Quand l’IA devient une arme sans éthique

Cette guerre cognitive prend une ampleur nouvelle. « L’IA est de plus en plus accessible. N’importe qui peut l’utiliser sans aucune régulation. Il n’existe même pas d’obligation de signaler qu’une image a été générée par une IA », s’inquiète Hagan.
Et d’ajouter : « Il est de notre devoir d’apprendre aux enfants et aux adultes à identifier ces contenus, et d’exiger des garde-fous. Sinon, nous ne saurons bientôt plus distinguer le vrai du faux. »

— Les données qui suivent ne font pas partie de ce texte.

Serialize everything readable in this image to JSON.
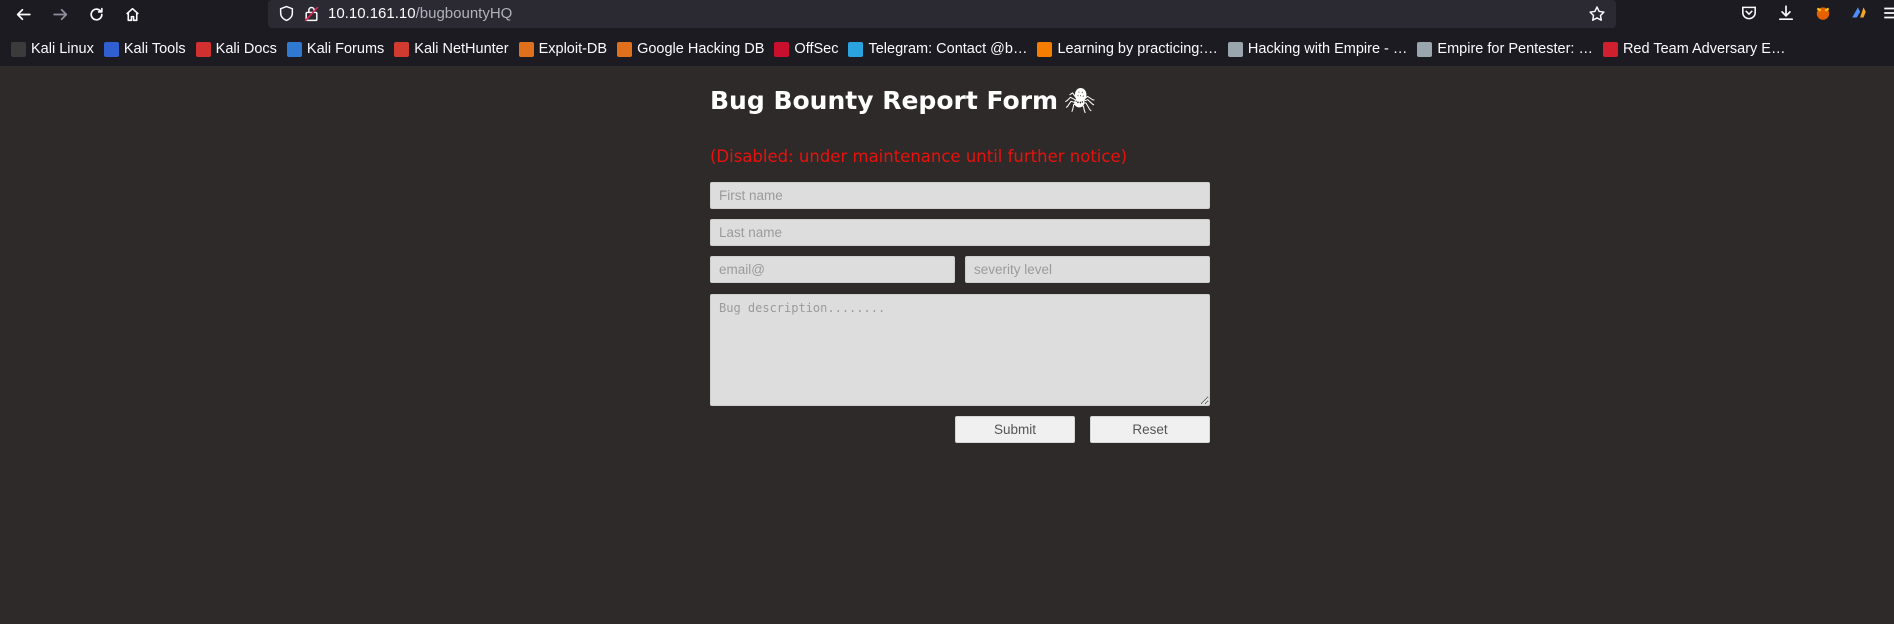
{
  "browser": {
    "url_host": "10.10.161.10",
    "url_path": "/bugbountyHQ",
    "bookmarks": [
      {
        "label": "Kali Linux",
        "color": "#3b3b3b",
        "icon": "kali-dragon-icon"
      },
      {
        "label": "Kali Tools",
        "color": "#2f5fd0",
        "icon": "kali-tools-icon"
      },
      {
        "label": "Kali Docs",
        "color": "#d0302f",
        "icon": "kali-docs-icon"
      },
      {
        "label": "Kali Forums",
        "color": "#2f7ad0",
        "icon": "kali-forums-icon"
      },
      {
        "label": "Kali NetHunter",
        "color": "#d03a2f",
        "icon": "nethunter-icon"
      },
      {
        "label": "Exploit-DB",
        "color": "#e0701c",
        "icon": "exploit-db-icon"
      },
      {
        "label": "Google Hacking DB",
        "color": "#e0701c",
        "icon": "ghdb-icon"
      },
      {
        "label": "OffSec",
        "color": "#c8102e",
        "icon": "offsec-icon"
      },
      {
        "label": "Telegram: Contact @b…",
        "color": "#2aa3de",
        "icon": "telegram-icon"
      },
      {
        "label": "Learning by practicing:…",
        "color": "#f57d00",
        "icon": "blogger-icon"
      },
      {
        "label": "Hacking with Empire - …",
        "color": "#9aa6ad",
        "icon": "wordpress-icon"
      },
      {
        "label": "Empire for Pentester: …",
        "color": "#9aa6ad",
        "icon": "wordpress-icon"
      },
      {
        "label": "Red Team Adversary E…",
        "color": "#d0202f",
        "icon": "shield-icon"
      }
    ]
  },
  "form": {
    "title": "Bug Bounty Report Form",
    "title_icon": "🕷",
    "notice": "(Disabled: under maintenance until further notice)",
    "first_name_placeholder": "First name",
    "last_name_placeholder": "Last name",
    "email_placeholder": "email@",
    "severity_placeholder": "severity level",
    "description_placeholder": "Bug description........",
    "submit_label": "Submit",
    "reset_label": "Reset"
  }
}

L’emballement médiatique joue aussi son rôle. Les journalistes, sous pression de publier vite et avec impact, accompagnent parfois leurs articles de visuels générés sans vérification. « Une image d’IA attire plus de clics. Mais très vite, elle est perçue comme authentique, et l’événement qu’elle illustre, pourtant réel, devient douteux par contamination. » Une forme de sabotage narratif qui rend toute vérité suspecte.

Une guerre qui ne dit pas son nom

La mort des enfants d’al-Najjar, qu’elle soit confirmée ou en cours d’enquête, mériterait un traitement digne, respectueux des faits et des victimes. Mais dans le chaos de l’information, où l’émotion surpasse la vérification, cette douleur devient un outil. Les enfants deviennent des armes. Et les algorithmes, des faussaires de la réalité.

Ce glissement, insidieux, nous engage tous. Car si Israël se bat militairement sur le terrain, la guerre des images, elle, se joue dans chaque téléphone, chaque fil d’actualité, chaque émotion provoquée. La vérité, aujourd’hui, est devenue une denrée fragile, instable, manipulable. Et l’intelligence artificielle, un acteur discret mais terriblement efficace de cette bataille invisible.